Re: [PATCH] virtio_blk: always post notifications under the lock

"Boyer, Andrew" <Andrew.Boyer@xxxxxxx> · Wed, 22 Jan 2025 14:48:10 +0000

On Jan 9, 2025, at 8:42 AM, Michael S. Tsirkin <mst@xxxxxxxxxx> wrote:
> 
> On Thu, Jan 09, 2025 at 01:01:20PM +0100, Christian Borntraeger wrote:
>> 
>> 
>> Am 07.01.25 um 19:25 schrieb Andrew Boyer:
>>> Commit af8ececda185 ("virtio: add VIRTIO_F_NOTIFICATION_DATA feature
>>> support") added notification data support to the core virtio driver
>>> code. When this feature is enabled, the notification includes the
>>> updated producer index for the queue. Thus it is now critical that
>>> notifications arrive in order.
>>> 
>>> The virtio_blk driver has historically not worried about notification
>>> ordering. Modify it so that the prepare and kick steps are both done
>>> under the vq lock.
>>> 
>>> Signed-off-by: Andrew Boyer <andrew.boyer@xxxxxxx>
>>> Reviewed-by: Brett Creeley <brett.creeley@xxxxxxx>
>>> Fixes: af8ececda185 ("virtio: add VIRTIO_F_NOTIFICATION_DATA feature support")
>>> Cc: Viktor Prutyanov <viktor@xxxxxxxxxx>
>>> Cc: virtualization@xxxxxxxxxxxxxxx
>>> Cc: linux-block@xxxxxxxxxxxxxxx
>>> ---
>>>  drivers/block/virtio_blk.c | 19 ++++---------------
>>>  1 file changed, 4 insertions(+), 15 deletions(-)
>>> 
>>> diff --git a/drivers/block/virtio_blk.c b/drivers/block/virtio_blk.c
>>> index 3efe378f1386..14d9e66bb844 100644
>>> --- a/drivers/block/virtio_blk.c
>>> +++ b/drivers/block/virtio_blk.c
>>> @@ -379,14 +379,10 @@ static void virtio_commit_rqs(struct blk_mq_hw_ctx *hctx)
>>>  {
>>>    struct virtio_blk *vblk = hctx->queue->queuedata;
>>>    struct virtio_blk_vq *vq = &vblk->vqs[hctx->queue_num];
>>> -   bool kick;
>>>    spin_lock_irq(&vq->lock);
>>> -   kick = virtqueue_kick_prepare(vq->vq);
>>> +   virtqueue_kick(vq->vq);
>>>    spin_unlock_irq(&vq->lock);
>>> -
>>> -   if (kick)
>>> -           virtqueue_notify(vq->vq);
>>>  }
>> 
>> I would assume this will be a performance nightmare for normal IO.
> 

Hello Michael and Christian and Jason,
Thank you for taking a look.

Is the performance concern that the vmexit might lead to the underlying virtual storage stack doing the work immediately? Any other job posting to the same queue would presumably be blocked on a vmexit when it goes to attempt its own notification. That would be almost the same as having the other job block on a lock during the operation, although I guess if you are skipping notifications somehow it would look different.

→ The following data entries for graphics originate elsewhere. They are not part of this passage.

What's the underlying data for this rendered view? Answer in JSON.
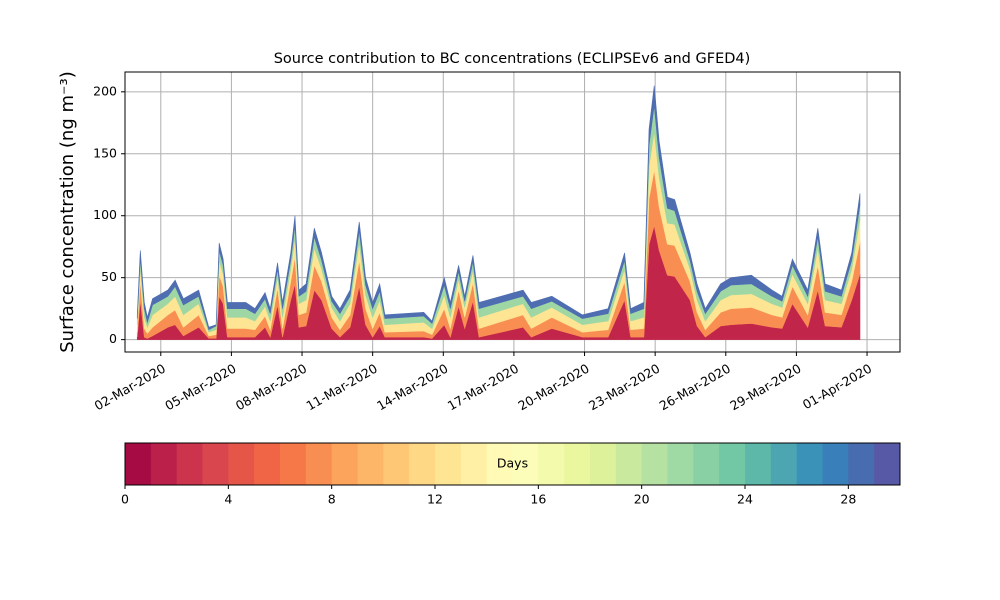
{
  "chart_data": {
    "type": "stacked_area",
    "title": "Source contribution to BC concentrations (ECLIPSEv6 and GFED4)",
    "y_label": "Surface concentration (ng m⁻³)",
    "x": [
      0,
      0.13,
      0.3,
      0.43,
      0.65,
      1.3,
      1.61,
      1.96,
      2.61,
      3.04,
      3.35,
      3.48,
      3.65,
      3.83,
      4.61,
      5.0,
      5.43,
      5.65,
      5.96,
      6.17,
      6.52,
      6.7,
      6.87,
      7.17,
      7.52,
      7.83,
      8.26,
      8.61,
      9.04,
      9.43,
      9.7,
      10.0,
      10.3,
      10.52,
      12.17,
      12.52,
      13.04,
      13.3,
      13.65,
      13.91,
      14.26,
      14.52,
      16.39,
      16.74,
      17.61,
      18.91,
      20.0,
      20.7,
      20.96,
      21.52,
      21.74,
      21.96,
      22.17,
      22.52,
      22.83,
      23.48,
      23.78,
      24.13,
      24.78,
      25.22,
      26.09,
      26.96,
      27.39,
      27.83,
      28.48,
      28.91,
      29.22,
      29.91,
      30.35,
      30.7
    ],
    "series": [
      {
        "color": "#c2254a",
        "values": [
          2,
          32,
          2,
          1,
          3,
          10,
          12,
          3,
          10,
          1,
          1,
          35,
          29,
          2,
          2,
          2,
          10,
          2,
          28,
          2,
          32,
          45,
          10,
          11,
          40,
          32,
          9,
          2,
          10,
          43,
          12,
          2,
          11,
          2,
          2,
          1,
          12,
          2,
          27,
          9,
          31,
          2,
          10,
          2,
          9,
          2,
          2,
          32,
          2,
          2,
          77,
          92,
          72,
          52,
          51,
          32,
          11,
          2,
          11,
          12,
          13,
          10,
          9,
          29,
          10,
          40,
          11,
          10,
          32,
          53
        ]
      },
      {
        "color": "#f98e52",
        "values": [
          4,
          16,
          7,
          4,
          7,
          10,
          12,
          7,
          10,
          2,
          3,
          17,
          14,
          7,
          7,
          6,
          9,
          6,
          14,
          7,
          15,
          22,
          10,
          11,
          20,
          15,
          9,
          6,
          10,
          21,
          13,
          7,
          11,
          4,
          5,
          3,
          13,
          7,
          13,
          9,
          15,
          7,
          10,
          7,
          9,
          4,
          6,
          15,
          6,
          7,
          37,
          45,
          35,
          25,
          25,
          15,
          11,
          6,
          11,
          13,
          13,
          10,
          9,
          14,
          10,
          20,
          11,
          10,
          15,
          26
        ]
      },
      {
        "color": "#fee593",
        "values": [
          6,
          11,
          9,
          5,
          10,
          9,
          11,
          10,
          9,
          3,
          4,
          12,
          10,
          9,
          9,
          7,
          8,
          7,
          9,
          9,
          10,
          15,
          9,
          10,
          14,
          10,
          8,
          7,
          9,
          14,
          11,
          9,
          10,
          6,
          7,
          5,
          11,
          9,
          9,
          8,
          10,
          9,
          9,
          9,
          8,
          6,
          7,
          10,
          7,
          9,
          26,
          31,
          24,
          17,
          17,
          10,
          10,
          7,
          10,
          11,
          11,
          9,
          8,
          10,
          9,
          14,
          10,
          9,
          10,
          18
        ]
      },
      {
        "color": "#9fd7a4",
        "values": [
          5,
          7,
          7,
          4,
          8,
          6,
          8,
          8,
          6,
          2,
          3,
          8,
          7,
          7,
          7,
          6,
          6,
          6,
          6,
          7,
          7,
          10,
          6,
          7,
          9,
          7,
          5,
          6,
          6,
          10,
          8,
          7,
          7,
          5,
          5,
          4,
          8,
          7,
          6,
          5,
          7,
          7,
          6,
          7,
          5,
          5,
          6,
          7,
          6,
          7,
          17,
          21,
          16,
          12,
          11,
          7,
          7,
          6,
          7,
          8,
          8,
          6,
          5,
          7,
          6,
          9,
          7,
          6,
          7,
          12
        ]
      },
      {
        "color": "#4e6eb1",
        "values": [
          3,
          6,
          5,
          4,
          5,
          5,
          5,
          5,
          5,
          2,
          1,
          6,
          5,
          5,
          5,
          4,
          5,
          4,
          5,
          5,
          6,
          8,
          5,
          6,
          7,
          6,
          4,
          4,
          5,
          7,
          6,
          5,
          6,
          3,
          3,
          2,
          6,
          5,
          5,
          4,
          5,
          5,
          5,
          5,
          4,
          3,
          4,
          6,
          4,
          5,
          13,
          16,
          13,
          9,
          9,
          6,
          6,
          4,
          6,
          6,
          7,
          5,
          4,
          5,
          5,
          7,
          6,
          5,
          6,
          9
        ]
      }
    ],
    "xlim": [
      -0.52,
      32.4
    ],
    "xticks": [
      {
        "value": 1,
        "label": "02-Mar-2020"
      },
      {
        "value": 4,
        "label": "05-Mar-2020"
      },
      {
        "value": 7,
        "label": "08-Mar-2020"
      },
      {
        "value": 10,
        "label": "11-Mar-2020"
      },
      {
        "value": 13,
        "label": "14-Mar-2020"
      },
      {
        "value": 16,
        "label": "17-Mar-2020"
      },
      {
        "value": 19,
        "label": "20-Mar-2020"
      },
      {
        "value": 22,
        "label": "23-Mar-2020"
      },
      {
        "value": 25,
        "label": "26-Mar-2020"
      },
      {
        "value": 28,
        "label": "29-Mar-2020"
      },
      {
        "value": 31,
        "label": "01-Apr-2020"
      }
    ],
    "ylim": [
      -10,
      216
    ],
    "yticks": [
      0,
      50,
      100,
      150,
      200
    ],
    "grid": true,
    "colorbar": {
      "label": "Days",
      "lim": [
        0,
        30
      ],
      "ticks": [
        0,
        4,
        8,
        12,
        16,
        20,
        24,
        28
      ],
      "levels": 30,
      "colors": [
        "#9e0142",
        "#d53e4f",
        "#f46d43",
        "#fdae61",
        "#fee08b",
        "#ffffbf",
        "#e6f598",
        "#abdda4",
        "#66c2a5",
        "#3288bd",
        "#5e4fa2"
      ]
    }
  }
}
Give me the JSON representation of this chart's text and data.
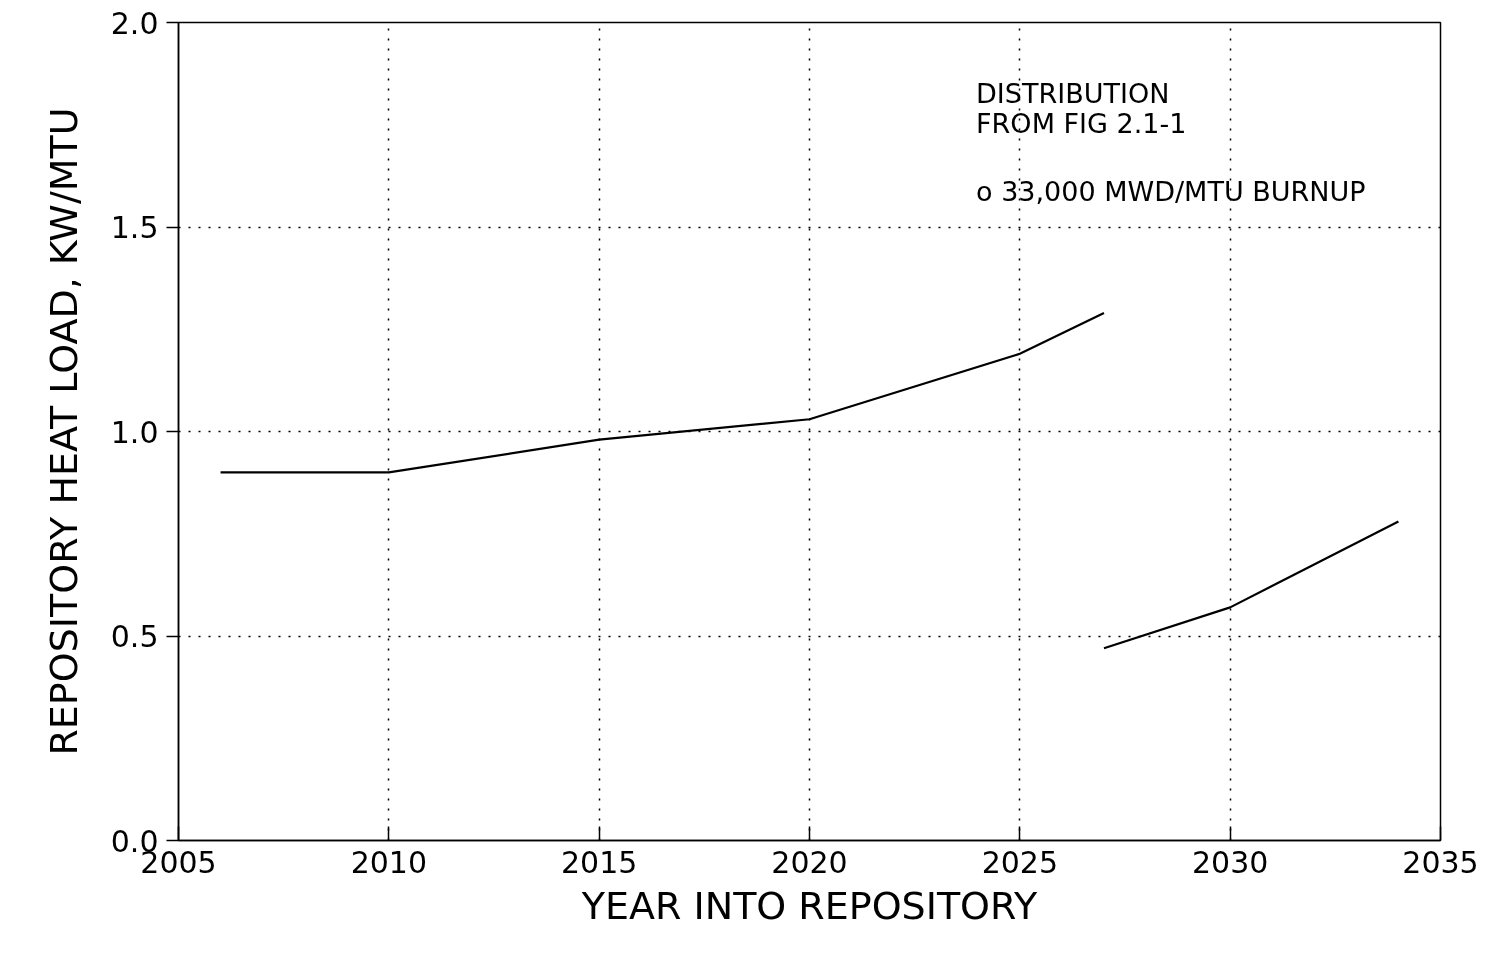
{
  "chart_data": {
    "type": "line",
    "xlabel": "YEAR INTO REPOSITORY",
    "ylabel": "REPOSITORY HEAT LOAD, KW/MTU",
    "annotations": [
      "DISTRIBUTION\nFROM FIG 2.1-1",
      "o 33,000 MWD/MTU BURNUP"
    ],
    "series": [
      {
        "x": [
          2006,
          2010,
          2015,
          2020,
          2025,
          2027
        ],
        "values": [
          0.9,
          0.9,
          0.98,
          1.03,
          1.19,
          1.29
        ],
        "color": "#000000"
      },
      {
        "x": [
          2027,
          2030,
          2034
        ],
        "values": [
          0.47,
          0.57,
          0.78
        ],
        "color": "#000000"
      }
    ],
    "xlim": [
      2005,
      2035
    ],
    "xticks": [
      2005,
      2010,
      2015,
      2020,
      2025,
      2030,
      2035
    ],
    "ylim": [
      0,
      2
    ],
    "yticks": [
      {
        "value": 0,
        "label": "0.0"
      },
      {
        "value": 0.5,
        "label": "0.5"
      },
      {
        "value": 1,
        "label": "1.0"
      },
      {
        "value": 1.5,
        "label": "1.5"
      },
      {
        "value": 2,
        "label": "2.0"
      }
    ],
    "grid": true,
    "line_style": "solid"
  }
}
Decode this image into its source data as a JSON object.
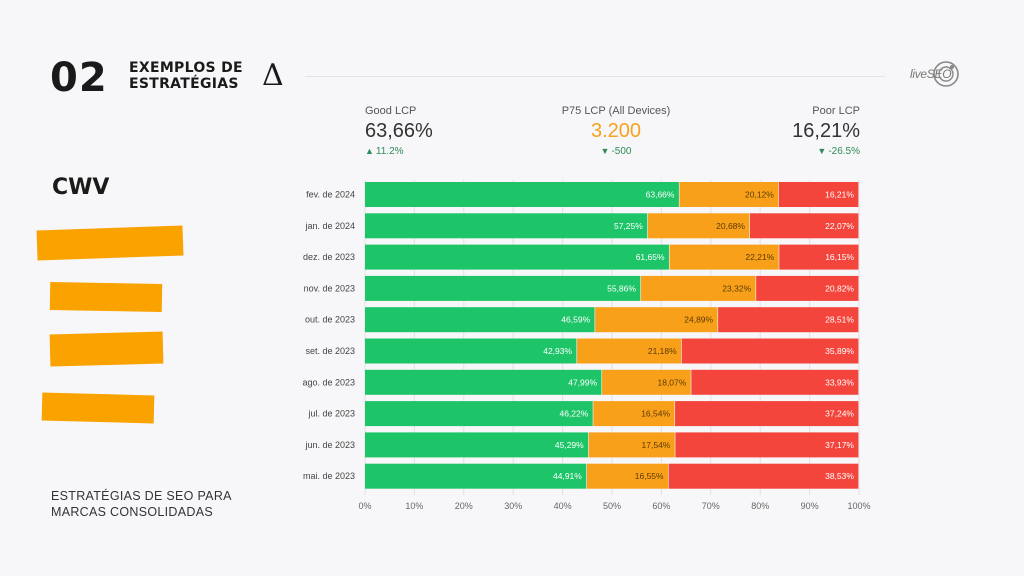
{
  "slide": {
    "number": "02",
    "title_line1": "EXEMPLOS DE",
    "title_line2": "ESTRATÉGIAS",
    "delta_symbol": "Δ",
    "brand": "liveSEO",
    "section_label": "CWV",
    "caption_line1": "ESTRATÉGIAS DE SEO PARA",
    "caption_line2": "MARCAS CONSOLIDADAS",
    "redaction_color": "#f9a200"
  },
  "metrics": {
    "good": {
      "label": "Good LCP",
      "value": "63,66%",
      "delta": "11.2%",
      "arrow": "up"
    },
    "p75": {
      "label": "P75 LCP (All Devices)",
      "value": "3.200",
      "delta": "-500",
      "arrow": "down"
    },
    "poor": {
      "label": "Poor LCP",
      "value": "16,21%",
      "delta": "-26.5%",
      "arrow": "down"
    }
  },
  "chart_data": {
    "type": "bar",
    "orientation": "horizontal",
    "stacked": true,
    "categories": [
      "fev. de 2024",
      "jan. de 2024",
      "dez. de 2023",
      "nov. de 2023",
      "out. de 2023",
      "set. de 2023",
      "ago. de 2023",
      "jul. de 2023",
      "jun. de 2023",
      "mai. de 2023"
    ],
    "series": [
      {
        "color": "#1ec568",
        "values": [
          63.66,
          57.25,
          61.65,
          55.86,
          46.59,
          42.93,
          47.99,
          46.22,
          45.29,
          44.91
        ],
        "labels": [
          "63,66%",
          "57,25%",
          "61,65%",
          "55,86%",
          "46,59%",
          "42,93%",
          "47,99%",
          "46,22%",
          "45,29%",
          "44,91%"
        ],
        "label_color": "#ffffff"
      },
      {
        "color": "#f9a01b",
        "values": [
          20.12,
          20.68,
          22.21,
          23.32,
          24.89,
          21.18,
          18.07,
          16.54,
          17.54,
          16.55
        ],
        "labels": [
          "20,12%",
          "20,68%",
          "22,21%",
          "23,32%",
          "24,89%",
          "21,18%",
          "18,07%",
          "16,54%",
          "17,54%",
          "16,55%"
        ],
        "label_color": "#5a3b00"
      },
      {
        "color": "#f4453c",
        "values": [
          16.21,
          22.07,
          16.15,
          20.82,
          28.51,
          35.89,
          33.93,
          37.24,
          37.17,
          38.53
        ],
        "labels": [
          "16,21%",
          "22,07%",
          "16,15%",
          "20,82%",
          "28,51%",
          "35,89%",
          "33,93%",
          "37,24%",
          "37,17%",
          "38,53%"
        ],
        "label_color": "#ffffff"
      }
    ],
    "xlim": [
      0,
      100
    ],
    "xticks": [
      "0%",
      "10%",
      "20%",
      "30%",
      "40%",
      "50%",
      "60%",
      "70%",
      "80%",
      "90%",
      "100%"
    ],
    "grid": true
  }
}
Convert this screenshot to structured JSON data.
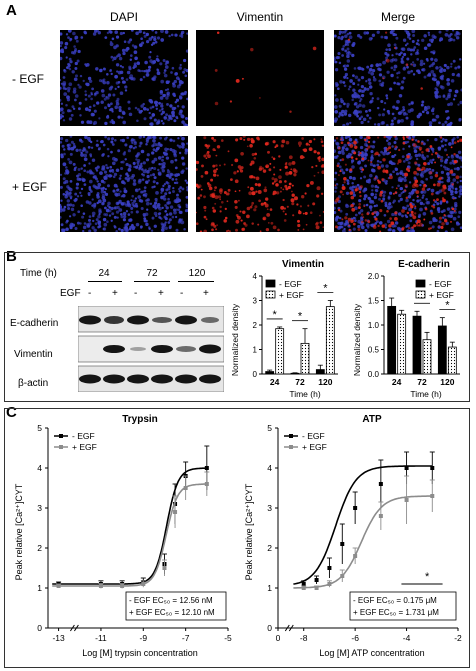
{
  "panels": {
    "a": "A",
    "b": "B",
    "c": "C"
  },
  "panel_a": {
    "columns": [
      "DAPI",
      "Vimentin",
      "Merge"
    ],
    "rows": [
      "- EGF",
      "+ EGF"
    ],
    "colors": {
      "dapi": "#3a3fc2",
      "vimentin": "#e0281e",
      "background": "#000000"
    }
  },
  "blot": {
    "time_label": "Time (h)",
    "egf_label": "EGF",
    "times": [
      "24",
      "72",
      "120"
    ],
    "signs": [
      "-",
      "+",
      "-",
      "+",
      "-",
      "+"
    ],
    "bands": [
      "E-cadherin",
      "Vimentin",
      "β-actin"
    ]
  },
  "chart_data": [
    {
      "type": "bar",
      "title": "Vimentin",
      "xlabel": "Time (h)",
      "ylabel": "Normalized density",
      "categories": [
        "24",
        "72",
        "120"
      ],
      "ylim": [
        0,
        4
      ],
      "yticks": [
        "0",
        "1",
        "2",
        "3",
        "4"
      ],
      "series": [
        {
          "name": "- EGF",
          "values": [
            0.1,
            0.03,
            0.18
          ],
          "errors": [
            0.06,
            0.02,
            0.18
          ]
        },
        {
          "name": "+ EGF",
          "values": [
            1.85,
            1.25,
            2.75
          ],
          "errors": [
            0.07,
            0.6,
            0.25
          ]
        }
      ],
      "significance": [
        "*",
        "*",
        "*"
      ],
      "legend_position": "top-left"
    },
    {
      "type": "bar",
      "title": "E-cadherin",
      "xlabel": "Time (h)",
      "ylabel": "Normalized density",
      "categories": [
        "24",
        "72",
        "120"
      ],
      "ylim": [
        0,
        2
      ],
      "yticks": [
        "0.0",
        "0.5",
        "1.0",
        "1.5",
        "2.0"
      ],
      "series": [
        {
          "name": "- EGF",
          "values": [
            1.38,
            1.18,
            0.98
          ],
          "errors": [
            0.17,
            0.1,
            0.17
          ]
        },
        {
          "name": "+ EGF",
          "values": [
            1.22,
            0.7,
            0.55
          ],
          "errors": [
            0.08,
            0.15,
            0.1
          ]
        }
      ],
      "significance": [
        "",
        "*",
        "*"
      ],
      "legend_position": "top-right"
    },
    {
      "type": "line",
      "title": "Trypsin",
      "xlabel": "Log [M] trypsin concentration",
      "ylabel": "Peak relative [Ca²⁺]CYT",
      "xlim": [
        -13.5,
        -5
      ],
      "ylim": [
        0,
        5
      ],
      "xticks": [
        "-13",
        "-11",
        "-9",
        "-7",
        "-5"
      ],
      "yticks": [
        "0",
        "1",
        "2",
        "3",
        "4",
        "5"
      ],
      "series": [
        {
          "name": "- EGF",
          "x": [
            -13,
            -11,
            -10,
            -9,
            -8,
            -7.5,
            -7,
            -6
          ],
          "y": [
            1.1,
            1.1,
            1.1,
            1.15,
            1.6,
            3.1,
            3.8,
            4.0
          ],
          "errors": [
            0.05,
            0.08,
            0.08,
            0.1,
            0.25,
            0.5,
            0.35,
            0.55
          ]
        },
        {
          "name": "+ EGF",
          "x": [
            -13,
            -11,
            -10,
            -9,
            -8,
            -7.5,
            -7,
            -6
          ],
          "y": [
            1.05,
            1.05,
            1.05,
            1.1,
            1.5,
            2.9,
            3.5,
            3.6
          ],
          "errors": [
            0.05,
            0.06,
            0.06,
            0.08,
            0.2,
            0.4,
            0.3,
            0.3
          ]
        }
      ],
      "ec50": {
        "minus": "- EGF EC₅₀ = 12.56 nM",
        "plus": "+ EGF EC₅₀ = 12.10 nM"
      },
      "legend_position": "top-left"
    },
    {
      "type": "line",
      "title": "ATP",
      "xlabel": "Log [M] ATP concentration",
      "ylabel": "Peak relative [Ca²⁺]CYT",
      "xlim": [
        -9,
        -2
      ],
      "ylim": [
        0,
        5
      ],
      "xticks": [
        "0",
        "-8",
        "-6",
        "-4",
        "-2"
      ],
      "yticks": [
        "0",
        "1",
        "2",
        "3",
        "4",
        "5"
      ],
      "series": [
        {
          "name": "- EGF",
          "x": [
            -8,
            -7.5,
            -7,
            -6.5,
            -6,
            -5,
            -4,
            -3
          ],
          "y": [
            1.1,
            1.2,
            1.5,
            2.1,
            3.0,
            3.6,
            4.0,
            4.0
          ],
          "errors": [
            0.08,
            0.1,
            0.25,
            0.5,
            0.4,
            0.6,
            0.4,
            0.4
          ]
        },
        {
          "name": "+ EGF",
          "x": [
            -8,
            -7.5,
            -7,
            -6.5,
            -6,
            -5,
            -4,
            -3
          ],
          "y": [
            1.0,
            1.0,
            1.1,
            1.3,
            1.8,
            2.8,
            3.2,
            3.3
          ],
          "errors": [
            0.05,
            0.05,
            0.08,
            0.15,
            0.2,
            0.35,
            0.6,
            0.4
          ]
        }
      ],
      "ec50": {
        "minus": "- EGF EC₅₀ = 0.175 μM",
        "plus": "+ EGF EC₅₀ = 1.731 μM"
      },
      "significance": "*",
      "legend_position": "top-left"
    }
  ]
}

I don't have any sort of setup where I can try it but I would appreciate it if someone else could.

> Hmm. Not good, notify can be very slow, holding a lock is a bad idea.
> Basically, virtqueue_notify must work ouside of locks, this
> means af8ececda185 is broken and we did not notice.
> 
> Let's fix it please.

With so many broken kernels already in the wild, I think disabling F_NOTIFICATION_DATA for virtio-blk would be a reasonable solution.

> Try some kind of compare and swap scheme where we detect that index
> was updated since? Will allow skipping a notification, too.

Do you have an idea of how this might be done? Anything I've come up with involves a lock. Would it be doable to have a lock for the vq management stuff and a second one to post notifications?

> AMD guys, can't device survive with reordered notifications?
> Basically just drop a notification if you see index
> going back?

This is the driver lying to us about the state of the queue; it's not going to be possible for us to work around it in hardware. For starters, how would we detect queue wrap around?

Thank you,
Andrew

(Apologies for sending twice, mail client issue)